AWS était gérée comme une start-up au sein de l’entreprise. Andy Jassy s’y est taillé une réputation de dureté, même s’il ne hurlait pas sur ses collaborateurs et ne cherchait pas à les déstabiliser, selon d’actuels et d’anciens salariés. Dans les réunions, il posait des questions pointues mais se contentait parfois de laisser ses équipes argumenter à qui mieux mieux. Dans ses courriels, il réagissait aux bonnes nouvelles par un simple “Bien joué”, avec un nombre de points d’exclamation apparemment aléatoire. Il y avait des débats pour savoir si le nombre de points d’exclamation revêtait un sens caché.
L’année dernière, le chiffre d’affaires d’AWS a atteint 45,4 milliards de dollars [37,9 milliards d’euros]. Cette filiale représente 12 % des recettes du groupe et 63 % de ses bénéfices.
“Obsessionnel, déterminé et tenace”
Une fois qu’Andy Jassy aura pris la tête d’Amazon, ses opinions seront suivies de près. Au début de l’année dernière, il évoquait avec enthousiasme l’idée de vendre aux services de police la technologie de reconnaissance faciale d’Amazon, Rekognition, critiquée pour ses partis pris contre les personnes de couleur. “On verra” si les forces de police “abusent de cette technologie”, lançait-il dans Frontline, une émission de la chaîne PBS en février [2020]. “Elles ne l’ont pas fait. Partir du principe qu’il va y avoir des abus et que les policiers ne devraient pas avoir accès à la technologie la plus perfectionnée du marché, cela ne me paraît pas juste.” Mais quand les manifestations du mouvement Black Lives Matter se sont multipliées, Andy Jassy a commencé à donner de la voix sur la question raciale. En juin, Amazon a annoncé un moratoire d’un an sur l’utilisation de Rekognition par la police.
“Les responsables de la mort de Breonna Taylor [une ambulancière africaine-américaine de 26 ans tuée par la police en mars 2020] vont devoir rendre des comptes, on ne peut pas laisser passer ça, écrivait-il sur Twitter en septembre à propos de la police. Nous ne l’avons toujours pas compris, aux États-Unis. Si la police ne doit pas rendre de comptes pour les meurtres de Noirs, il n’y aura ni justice ni changement dans notre pays.”
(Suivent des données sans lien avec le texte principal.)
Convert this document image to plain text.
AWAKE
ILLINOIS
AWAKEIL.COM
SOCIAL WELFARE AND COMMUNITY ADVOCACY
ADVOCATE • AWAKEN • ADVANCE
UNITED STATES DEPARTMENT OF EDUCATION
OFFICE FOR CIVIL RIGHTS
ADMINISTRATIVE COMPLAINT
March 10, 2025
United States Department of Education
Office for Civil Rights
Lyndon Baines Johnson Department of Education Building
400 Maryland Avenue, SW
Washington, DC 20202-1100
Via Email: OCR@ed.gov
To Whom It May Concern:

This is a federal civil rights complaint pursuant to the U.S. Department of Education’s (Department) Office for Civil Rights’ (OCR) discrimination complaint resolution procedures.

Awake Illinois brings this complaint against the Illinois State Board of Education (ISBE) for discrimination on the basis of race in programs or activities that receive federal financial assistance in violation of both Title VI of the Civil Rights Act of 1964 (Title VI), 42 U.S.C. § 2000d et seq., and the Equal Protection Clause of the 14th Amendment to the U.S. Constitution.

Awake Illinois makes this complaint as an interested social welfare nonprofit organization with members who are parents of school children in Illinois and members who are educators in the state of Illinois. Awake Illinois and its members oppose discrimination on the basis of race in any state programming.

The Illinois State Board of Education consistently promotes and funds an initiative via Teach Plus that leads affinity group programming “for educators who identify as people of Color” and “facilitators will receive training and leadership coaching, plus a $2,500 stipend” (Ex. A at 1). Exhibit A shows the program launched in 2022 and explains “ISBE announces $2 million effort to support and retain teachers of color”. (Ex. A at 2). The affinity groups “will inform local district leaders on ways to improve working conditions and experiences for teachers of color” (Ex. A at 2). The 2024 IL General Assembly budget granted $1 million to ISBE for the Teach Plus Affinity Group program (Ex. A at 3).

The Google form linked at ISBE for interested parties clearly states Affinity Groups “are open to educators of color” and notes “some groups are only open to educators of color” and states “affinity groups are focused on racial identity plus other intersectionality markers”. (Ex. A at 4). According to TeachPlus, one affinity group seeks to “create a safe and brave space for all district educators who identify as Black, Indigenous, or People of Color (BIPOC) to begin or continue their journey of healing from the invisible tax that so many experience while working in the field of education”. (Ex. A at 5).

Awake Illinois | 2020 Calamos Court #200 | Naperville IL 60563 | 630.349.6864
En décembre, lors d’une conférence chez AWS, il a laissé entrevoir la manière dont il pourrait diriger l’une des sociétés technologiques les plus riches au monde. Reprenant une idée de Jeff Bezos, qui a toujours insisté sur la nécessité pour les entreprises de toujours évoluer, il a fait valoir que le secret de la survie était de savoir se réinventer au bon moment. Puis il a présenté un projet de renouvellement en huit étapes, soulignant l’importance d’être “obsessionnel, déterminé et tenace”.
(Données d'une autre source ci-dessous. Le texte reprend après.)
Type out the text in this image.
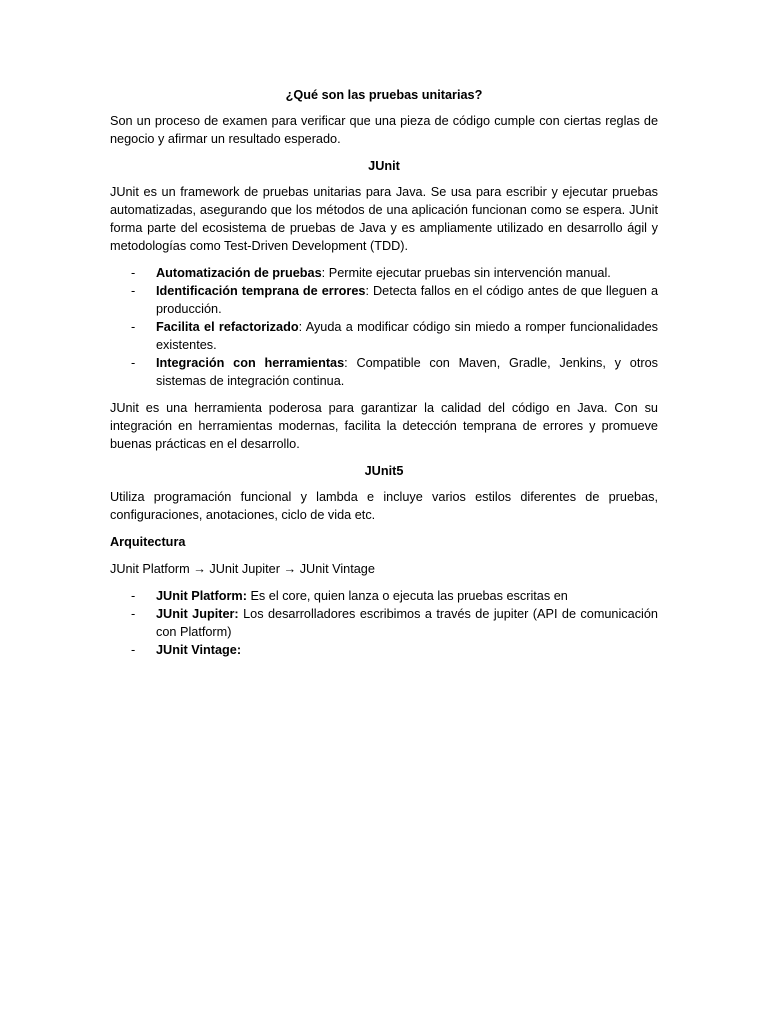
¿Qué son las pruebas unitarias?

Son un proceso de examen para verificar que una pieza de código cumple con ciertas reglas de negocio y afirmar un resultado esperado.

JUnit

JUnit es un framework de pruebas unitarias para Java. Se usa para escribir y ejecutar pruebas automatizadas, asegurando que los métodos de una aplicación funcionan como se espera. JUnit forma parte del ecosistema de pruebas de Java y es ampliamente utilizado en desarrollo ágil y metodologías como Test-Driven Development (TDD).

- Automatización de pruebas: Permite ejecutar pruebas sin intervención manual.
- Identificación temprana de errores: Detecta fallos en el código antes de que lleguen a producción.
- Facilita el refactorizado: Ayuda a modificar código sin miedo a romper funcionalidades existentes.
- Integración con herramientas: Compatible con Maven, Gradle, Jenkins, y otros sistemas de integración continua.

JUnit es una herramienta poderosa para garantizar la calidad del código en Java. Con su integración en herramientas modernas, facilita la detección temprana de errores y promueve buenas prácticas en el desarrollo.

JUnit5

Utiliza programación funcional y lambda e incluye varios estilos diferentes de pruebas, configuraciones, anotaciones, ciclo de vida etc.

Arquitectura

JUnit Platform → JUnit Jupiter → JUnit Vintage

- JUnit Platform: Es el core, quien lanza o ejecuta las pruebas escritas en
- JUnit Jupiter: Los desarrolladores escribimos a través de jupiter (API de comunicación con Platform)
- JUnit Vintage:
“Il faut avoir le courage de tirer l’entreprise vers le haut et de l’obliger à évoluer, à bouger”, a-t-il conclu.
Jeff Bezos “n’est pas un bon patron”
Son nom est “synonyme de la cruauté du système auquel il a contribué et dont il a bénéficié”, dit de Jeff Bezos le magazine de la gauche américaine Jacobin. L’homme le plus riche du monde va quitter ses fonctions de PDG, mais il n’y a “aucune raison de croire qu’Amazon deviendra le monopole amical que son logo souriant pourrait suggérer”. Car le géant s’est construit sur la “tarification prédatrice, qui consiste à offrir des produits et services à un prix inférieur à leur coût pour tuer les concurrents” – le “modèle commercial de base dans la Silicon Valley”. Les employés souffrent de “conditions de travail terribles” : objectifs “quasi impossibles à atteindre”, mise en danger pendant la pandémie, sans oublier les “pratiques antisyndicales” du géant de la tech. “Le pouvoir et la richesse accumulés par Bezos sont le produit de l’exploitation brutale de plus d’un million de travailleurs.” Et l’auteur de conclure : “Jeff Bezos ne mérite aucune rédemption.”